Beauty in Darkness is a favorite series of mine because I learn about the flipside I usually don’t get exposed to, and it gives me something to recommend to people to get the whole picture. The whole dark picture, that is.

While it’s pretty clear that American Goths like to dance and dislike guitars (but make exceptions for Ministry and Manson, and Cradle of Filth, for some reason), the rest of the world revels in the many shades of darkness, be it tainted with the slow chug of monstrous guitars or air conditioned with cold industrial keys or wallowing in slow, Gothy circles of despair. And Beauty in Darkness has it all. Packed into these 18 songs covering 78 minutes, man, there’s creepy and brutal and eerie and sexy and every combination you can imagine, and plenty you can’t until you hear these dark masters.

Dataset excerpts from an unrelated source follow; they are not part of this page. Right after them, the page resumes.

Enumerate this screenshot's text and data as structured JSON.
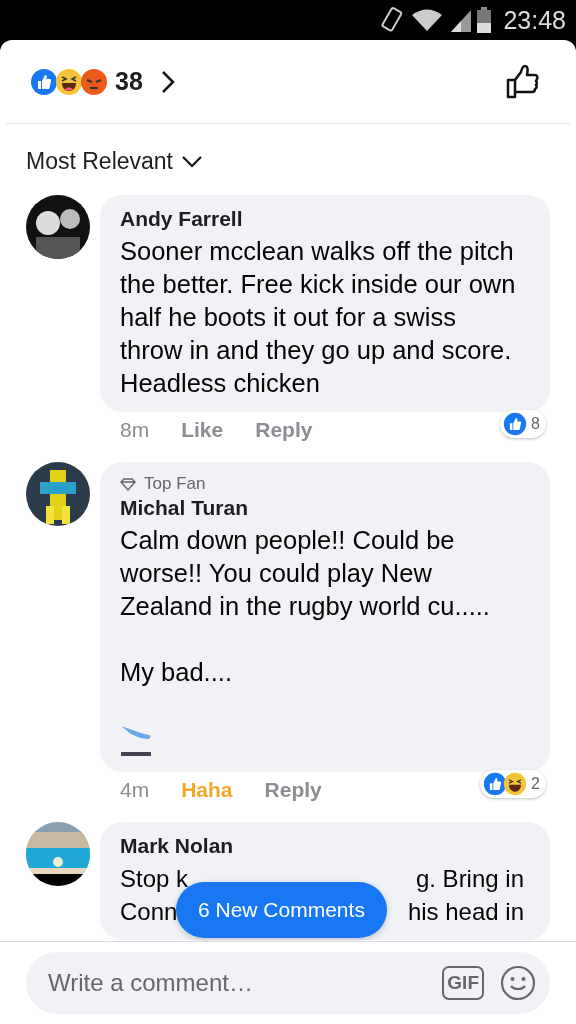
{
  "status_bar": {
    "time": "23:48"
  },
  "header": {
    "reactions": [
      {
        "kind": "like"
      },
      {
        "kind": "haha"
      },
      {
        "kind": "angry"
      }
    ],
    "count": "38"
  },
  "sort": {
    "label": "Most Relevant"
  },
  "comments": [
    {
      "author": "Andy Farrell",
      "paragraphs": [
        {
          "kind": "text",
          "text": "Sooner mcclean walks off the pitch the better. Free kick inside our own half he boots it out for a swiss throw in and they go up and score. Headless chicken"
        }
      ],
      "time": "8m",
      "like_label": "Like",
      "reply_label": "Reply",
      "reactions": {
        "types": [
          {
            "kind": "like"
          }
        ],
        "count": "8"
      }
    },
    {
      "badge": "Top Fan",
      "author": "Michal Turan",
      "paragraphs": [
        {
          "kind": "text",
          "text": "Calm down people!! Could be worse!! You could play New Zealand in the rugby world cu....."
        },
        {
          "kind": "blank"
        },
        {
          "kind": "text",
          "text": "My bad...."
        },
        {
          "kind": "blank"
        },
        {
          "kind": "emoji"
        }
      ],
      "time": "4m",
      "like_label": "Haha",
      "user_reaction": {
        "kind": "haha"
      },
      "reply_label": "Reply",
      "reactions": {
        "types": [
          {
            "kind": "like"
          },
          {
            "kind": "haha"
          }
        ],
        "count": "2"
      }
    },
    {
      "author": "Mark Nolan",
      "obscured_lines": [
        [
          "Stop k",
          "g. Bring in"
        ],
        [
          "Conn",
          "his head in"
        ]
      ]
    }
  ],
  "new_comments": {
    "label": "6 New Comments"
  },
  "composer": {
    "placeholder": "Write a comment…",
    "gif_label": "GIF"
  }
}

I come from a metal background, so I’m always interested in industrial bands that don’t just sound like lame metal and Goth that isn’t shimmering and kinda sexy but otherwise just a Tori Amos knock-off with a flair for Hot Topic fashion. Highlights here include black metal gods Dimmu Borgir petting Skinny Puppy, and Tiamat vocalist Johan Edlund’s new pure Goth rock project, Lucyfire, focusing on the dark underbelly of the rock life like no one has since Mötley Crüe were L.A. sleaze boyz playing and living “Merry-Go-Round” and “Starry Eyes.” If you chuckled at the Crüe reference, you obviously never listened to Too Fast for Love very closely and your lack of perspective is not my problem, got it? Oh, and it turns out U.S. newcomers Tapping the Vein actually cover a Tori Amos song, so the crossover is a lot more real that I’d feared… And solid contributions by well-respected dark forces like Therion, Project Pitchfork, Theatre of Tragedy, Amorphis, Lacuna Coil, and Love Like Blood round out the package alongside eye-opening newcomers like To/Die/For, Entwine and Within Temptation. Any complaints I’d have are really just “What about so-and-so?” pettiness, and I figure it was more a matter of who had cool tracks available, not who Nuclear Blast is buddies with. Glaring omissions to these ears are, say, Tristania and Dark Tranquillity, but that brings up the whole gruff-voiced male roar contrasted by angelic fluttering subgenre, and that’s probably best left to those able to consider Carcass a pretty standard rock band, dig? Others dancing with the Devil in the pale moonlight: The 69 Eyes, L’ame Immortelle, Nevermore, Crematory, Silke Bischoff, Mandragora Scream.